The quality and reporting of colorectal and anal cancer treatment CPGs and CSs were poor. Despite AGREE II and RIGHT inherent methodological limitations, few high-quality guidelines were found. Despite wide variability in scoring different domains, they merit urgent improvement in all areas. It has also been demonstrated that CPGs and CSs should be underpinned by systematic reviews collecting the best available clinical research findings.
循证医学对于临床实践至关重要。临床实践指南(CPG)和共识声明(CS)应该遵循一致的方法,以支持高质量的医疗保健。我们系统地分析了结直肠癌(CRC)和肛门癌 CPG 和 CS 的质量和报告。

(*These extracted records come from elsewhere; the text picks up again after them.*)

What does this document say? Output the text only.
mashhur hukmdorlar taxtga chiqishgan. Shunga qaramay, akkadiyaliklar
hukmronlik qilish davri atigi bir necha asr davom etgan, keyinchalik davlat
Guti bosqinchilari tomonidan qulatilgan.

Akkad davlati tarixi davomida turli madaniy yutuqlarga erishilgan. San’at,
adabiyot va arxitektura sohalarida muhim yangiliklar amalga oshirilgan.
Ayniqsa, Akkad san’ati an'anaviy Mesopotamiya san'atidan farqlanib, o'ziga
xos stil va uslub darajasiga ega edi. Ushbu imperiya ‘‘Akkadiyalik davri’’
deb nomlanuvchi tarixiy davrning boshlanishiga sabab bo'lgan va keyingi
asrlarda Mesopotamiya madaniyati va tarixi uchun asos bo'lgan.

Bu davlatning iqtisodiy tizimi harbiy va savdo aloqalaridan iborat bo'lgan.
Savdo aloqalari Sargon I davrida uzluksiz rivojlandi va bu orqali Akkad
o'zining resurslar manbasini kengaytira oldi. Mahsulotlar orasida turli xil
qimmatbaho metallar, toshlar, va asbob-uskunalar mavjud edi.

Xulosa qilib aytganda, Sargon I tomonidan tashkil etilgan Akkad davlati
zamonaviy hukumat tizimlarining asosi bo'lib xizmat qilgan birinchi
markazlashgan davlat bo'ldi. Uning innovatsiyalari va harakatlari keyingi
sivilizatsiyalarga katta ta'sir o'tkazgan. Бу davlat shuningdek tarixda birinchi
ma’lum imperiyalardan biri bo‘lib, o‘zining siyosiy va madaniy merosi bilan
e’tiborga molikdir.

两位审查员独立按照前瞻性注册(PROSPERO 编号 CRD42021286146),在 Embase、MEDLINE、Scopus、Web of Science、Cochrane 系统评价数据库和在线资源(59 个专业学会网站和 8 个指南数据库)中系统地搜索了 2018 年 1 月至 2021 年 11 月关于 CRC 和肛门癌治疗的 CPG 和 CS,不限制语言。使用 AGREE II 工具(最大得分的百分比)评估质量,RIGHT 工具(35 项总分的百分比)评估报告,分别对分析的 59 项指南进行评估。
分析的 59 项指南中,总体质量和报告中位数分别为 55.0%(四分位距 47.0-62.0)和 58%(四分位距 50.0-67.9),质量评分低于一半(<50%)的比例分别为 33.9%(20/59)和 25.4%(15/59)。报告遵循 AGREE II 方法的指南平均比不遵循的指南得分更高(AGREE II 77.7% vs. 47.6%,P=0.001;RIGHT 50.0% vs. 33.9%,P=0.001)。基于系统评价的指南平均比基于共识的指南质量和报告更好(AGREE II 56.5% vs. 46.6%,P=0.001;RIGHT 36.9% vs. 35.4%,P=0.019)。
结直肠癌和肛门癌治疗 CPG 和 CS 的质量和报告较差。尽管 AGREE II 和 RIGHT 存在固有方法学局限性,但发现的高质量指南很少。尽管在不同领域的评分存在很大差异,但所有领域都需要紧急改进。此外,还证明 CPG 和 CS 应该以系统评价为基础,系统评价收集最佳的现有临床研究结果。